Speakers
Description
In a cultural moment characterised by heightened mediated marketability via a social media 'self', Para athletes are increasingly using platforms such as Instagram and TikTok to (self-)represent and promote their sporting identities and public image. In doing so, a number of Para athletes have engaged audiences in disability counter-narratives that actively resist dominant stereotypes around disability. This is particularly the case at the intersection of athleticism, gender, and sexuality where Para athletes are reclaiming and performing gendered and sexualised identities in new and diverse ways. Whilst there exists a burgeoning field of research on Paralympic media, to date there have been very few studies focusing on Para athletes’ online self-representation. In this presentation, we contribute to this area of inquiry through an intersectional visual media analysis of the top 30 most popular British Para athlete Instagram pages.

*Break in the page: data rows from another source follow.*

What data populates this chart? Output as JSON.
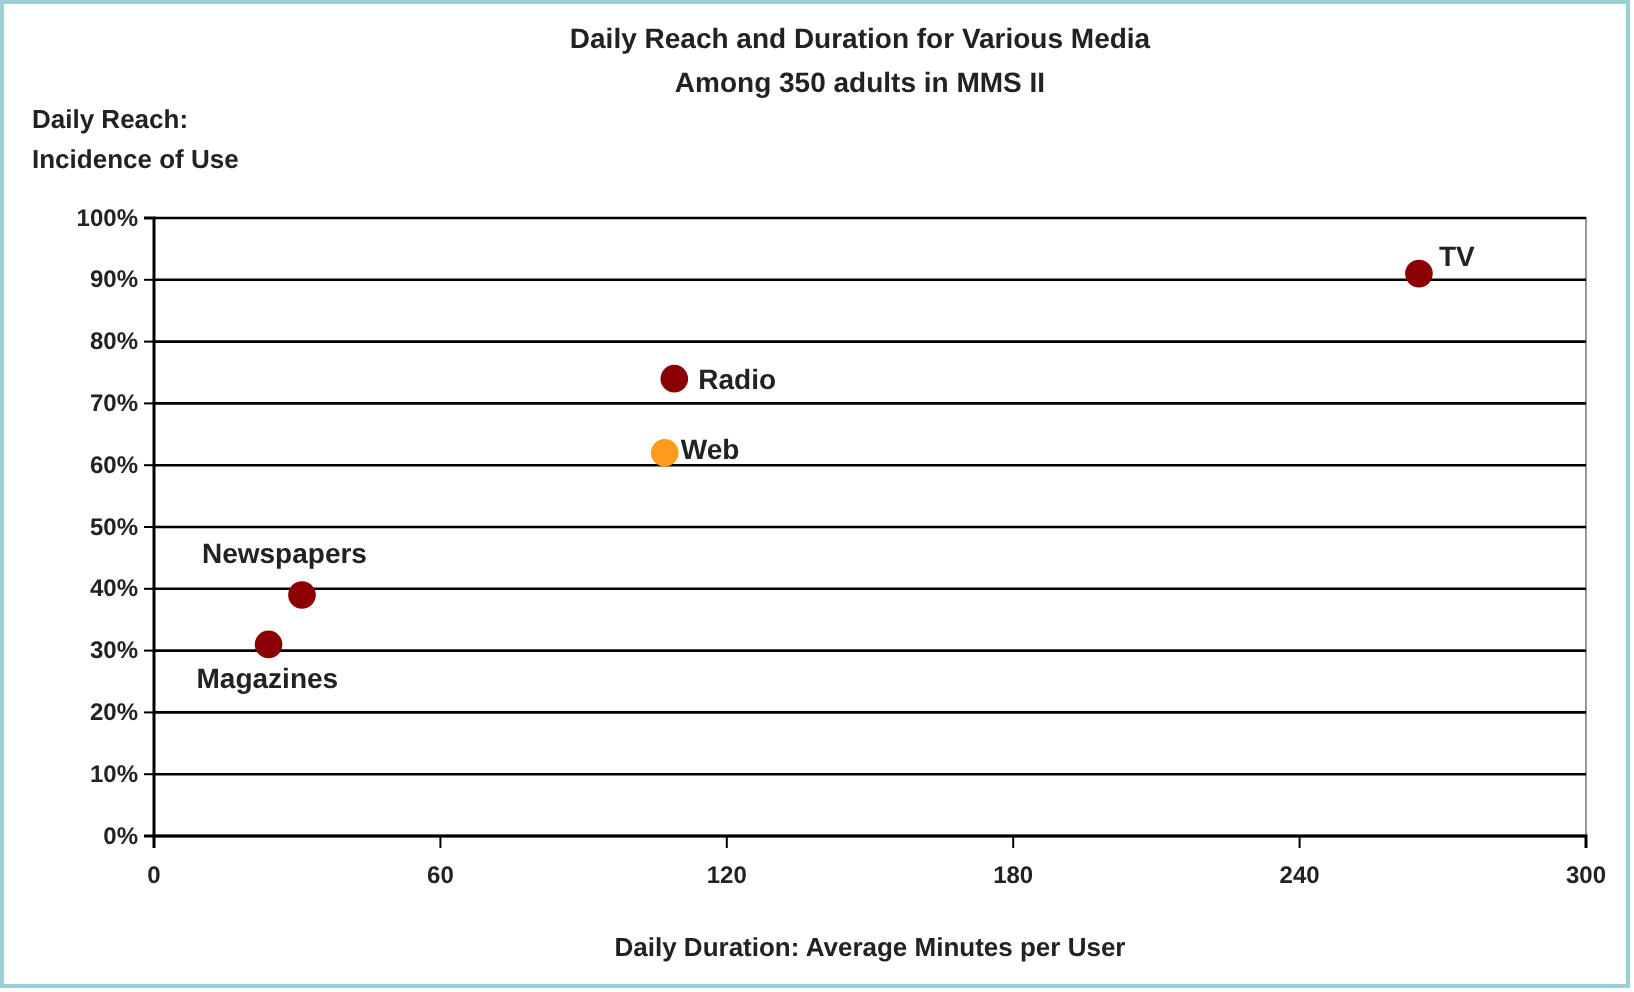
{
  "chart_data": {
    "type": "scatter",
    "title": "Daily Reach and Duration for Various Media",
    "subtitle": "Among 350 adults in MMS II",
    "xlabel": "Daily Duration: Average Minutes per User",
    "ylabel": "Daily Reach: Incidence of Use",
    "xlim": [
      0,
      300
    ],
    "xticks": [
      0,
      60,
      120,
      180,
      240,
      300
    ],
    "ylim": [
      0,
      1
    ],
    "yticks": [
      {
        "value": 0,
        "label": "0%"
      },
      {
        "value": 0.1,
        "label": "10%"
      },
      {
        "value": 0.2,
        "label": "20%"
      },
      {
        "value": 0.3,
        "label": "30%"
      },
      {
        "value": 0.4,
        "label": "40%"
      },
      {
        "value": 0.5,
        "label": "50%"
      },
      {
        "value": 0.6,
        "label": "60%"
      },
      {
        "value": 0.7,
        "label": "70%"
      },
      {
        "value": 0.8,
        "label": "80%"
      },
      {
        "value": 0.9,
        "label": "90%"
      },
      {
        "value": 1,
        "label": "100%"
      }
    ],
    "grid": "y",
    "marker": "circle",
    "series": [
      {
        "name": "TV",
        "color": "#8b0000",
        "x": [
          265
        ],
        "values": [
          0.91
        ]
      },
      {
        "name": "Radio",
        "color": "#8b0000",
        "x": [
          109
        ],
        "values": [
          0.74
        ]
      },
      {
        "name": "Web",
        "color": "#ff9b1a",
        "x": [
          107
        ],
        "values": [
          0.62
        ]
      },
      {
        "name": "Newspapers",
        "color": "#8b0000",
        "x": [
          31
        ],
        "values": [
          0.39
        ]
      },
      {
        "name": "Magazines",
        "color": "#8b0000",
        "x": [
          24
        ],
        "values": [
          0.31
        ]
      }
    ]
  }
}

We pay attention to the ways in which discourses of heteronormativity, gender and race intersect with disability in the promotion of athletes' online self through the lens of (feminist/queer) 'crip theory’ (Puar, 2017), microcelebrity studies (Marwick, 2015), and Banet-Weiser’s (2015) gendered ‘economies of visibility’. We interrogate the extent to which heteronormative scripts centred on racial privilege, heteronormativity, kinship normativity and consumption (‘branding’) capabilities operate to shape emerging discourses around Paralympic sport, mediated disability and new (online) disabled normativities. Importantly, we discuss what this means for the role Para athletes’ self-representation can and does play in shaping disability representation in relation to the subversive and emancipatory potential of such imagery on wider cultural disability discourses and representational politics.